Para além da beleza e impacto das imagens, não me consigo esquecer do dono do carro que deve ter ficado de rastos! 
É o contraste entre o que nos apaixona e os danos que pode causar. 

Parabéns e obrigado vizinho! Por estas bandas não choveu, mas bem a vi passar a Este e os trovões escutavam-se bem próximos.

Um abraço!


----------



## Gilmet (29 Jun 2009 às 17:45)

Sem dúvida, fotos impressionantes desse fenómeno localizado! 

Obrigado!


----------



## Teles (29 Jun 2009 às 18:18)

Parabéns Gerofil  boas fotos e excelente reportagem , devia de haver mais pessoas como tu , a colocar os relatos foto-meteorologicos , pois  escrito é bom e a ver ainda é melhor


----------



## Mjhb (29 Jun 2009 às 21:24)

Gerofil disse:


> Estas fotografias foram tiradas a partir das 15h45 até por volta das 17h15. As primeiras referem-se a uma trovoada a noroeste de Estremoz; depois, as fotografias que são sobre a cidade mostram a aproximação de outra trovoada (esta última é que passou sobre a cidade, dando origem a um aguaceiro moderado/forte que durou cerca de 30/40 minutos).
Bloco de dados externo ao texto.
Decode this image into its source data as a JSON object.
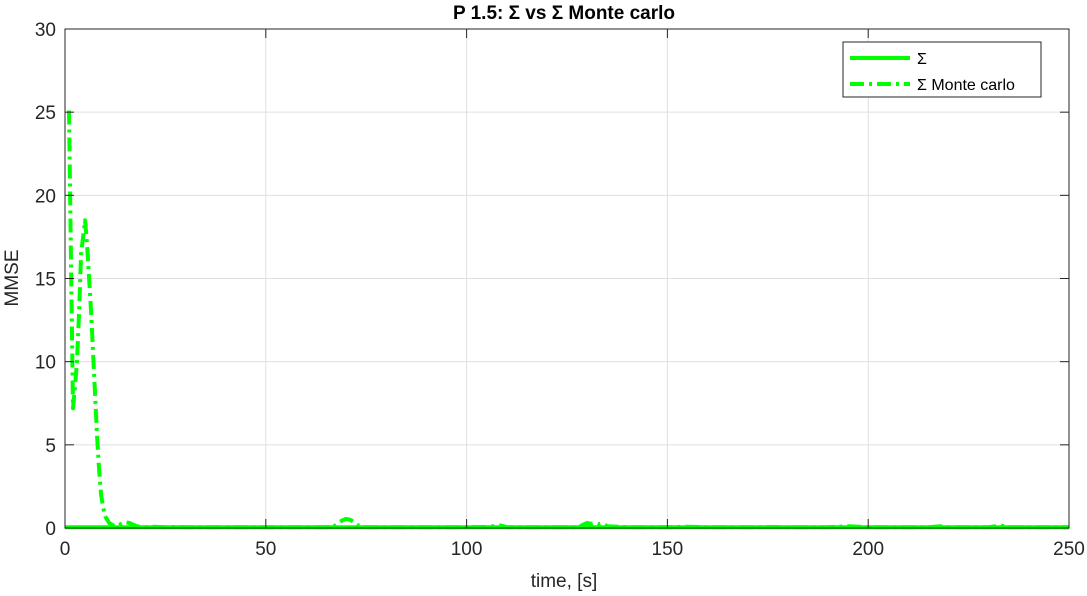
{
  "chart_data": {
    "type": "line",
    "title": "P 1.5: Σ vs Σ Monte carlo",
    "xlabel": "time, [s]",
    "ylabel": "MMSE",
    "xlim": [
      0,
      250
    ],
    "ylim": [
      0,
      30
    ],
    "xticks": [
      "0",
      "50",
      "100",
      "150",
      "200",
      "250"
    ],
    "yticks": [
      "0",
      "5",
      "10",
      "15",
      "20",
      "25",
      "30"
    ],
    "grid": true,
    "legend_position": "top-right",
    "series": [
      {
        "name": "Σ",
        "style": "solid",
        "color": "#00ff00",
        "x": [
          0,
          250
        ],
        "y": [
          0.05,
          0.05
        ]
      },
      {
        "name": "Σ Monte carlo",
        "style": "dash-dot",
        "color": "#00ff00",
        "x": [
          1,
          1.5,
          2,
          2.5,
          3,
          3.5,
          4,
          4.5,
          5,
          5.5,
          6,
          6.5,
          7,
          7.5,
          8,
          8.5,
          9,
          9.5,
          10,
          11,
          12,
          13,
          14,
          15,
          16,
          17,
          18,
          20,
          22,
          25,
          28,
          30,
          35,
          40,
          45,
          50,
          55,
          60,
          65,
          67,
          68,
          69,
          70,
          71,
          72,
          73,
          75,
          80,
          90,
          100,
          105,
          107,
          108,
          110,
          120,
          128,
          129,
          130,
          131,
          132,
          133,
          134,
          135,
          140,
          150,
          155,
          160,
          170,
          175,
          180,
          190,
          195,
          200,
          210,
          215,
          218,
          220,
          225,
          230,
          232,
          233,
          235,
          240,
          250
        ],
        "y": [
          25.1,
          16,
          7.2,
          8.5,
          10.0,
          13.0,
          16.5,
          17.5,
          18.5,
          17.0,
          15.0,
          13.0,
          10.5,
          8.0,
          5.5,
          3.5,
          2.0,
          1.2,
          0.7,
          0.3,
          0.15,
          0.1,
          0.25,
          0.35,
          0.3,
          0.2,
          0.1,
          0.05,
          0.08,
          0.05,
          0.06,
          0.04,
          0.05,
          0.04,
          0.05,
          0.05,
          0.04,
          0.05,
          0.05,
          0.1,
          0.3,
          0.45,
          0.55,
          0.5,
          0.35,
          0.15,
          0.05,
          0.04,
          0.05,
          0.05,
          0.06,
          0.12,
          0.18,
          0.05,
          0.04,
          0.05,
          0.2,
          0.3,
          0.25,
          0.3,
          0.22,
          0.28,
          0.1,
          0.05,
          0.04,
          0.08,
          0.05,
          0.04,
          0.06,
          0.04,
          0.05,
          0.1,
          0.05,
          0.04,
          0.05,
          0.1,
          0.05,
          0.04,
          0.05,
          0.12,
          0.15,
          0.05,
          0.04,
          0.05
        ]
      }
    ]
  }
}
As últimas imagens referem-se a um troço inundado do IP2, à entrada de Estremoz para quem vem de Portalegre.



Muito bem, continua assim!!!


----------



## Brigantia (29 Jun 2009 às 21:28)

Grande reportagem Gerofil

Algumas fotos são impressionantes


----------



## squidward (30 Jun 2009 às 00:24)

deve de ter sido impressionante!!!

Mais uma boa reportagem. Belas Fotos!!


----------



## ajrebelo (30 Jun 2009 às 01:38)

Boas

Grande registo, o Mercedes é teu?  Não deviam ter aberto as portas  

abraços


----------



## Saul Monteiro (2 Jul 2009 às 22:48)

Boa reportagem Gerofil 
Parabéns


----------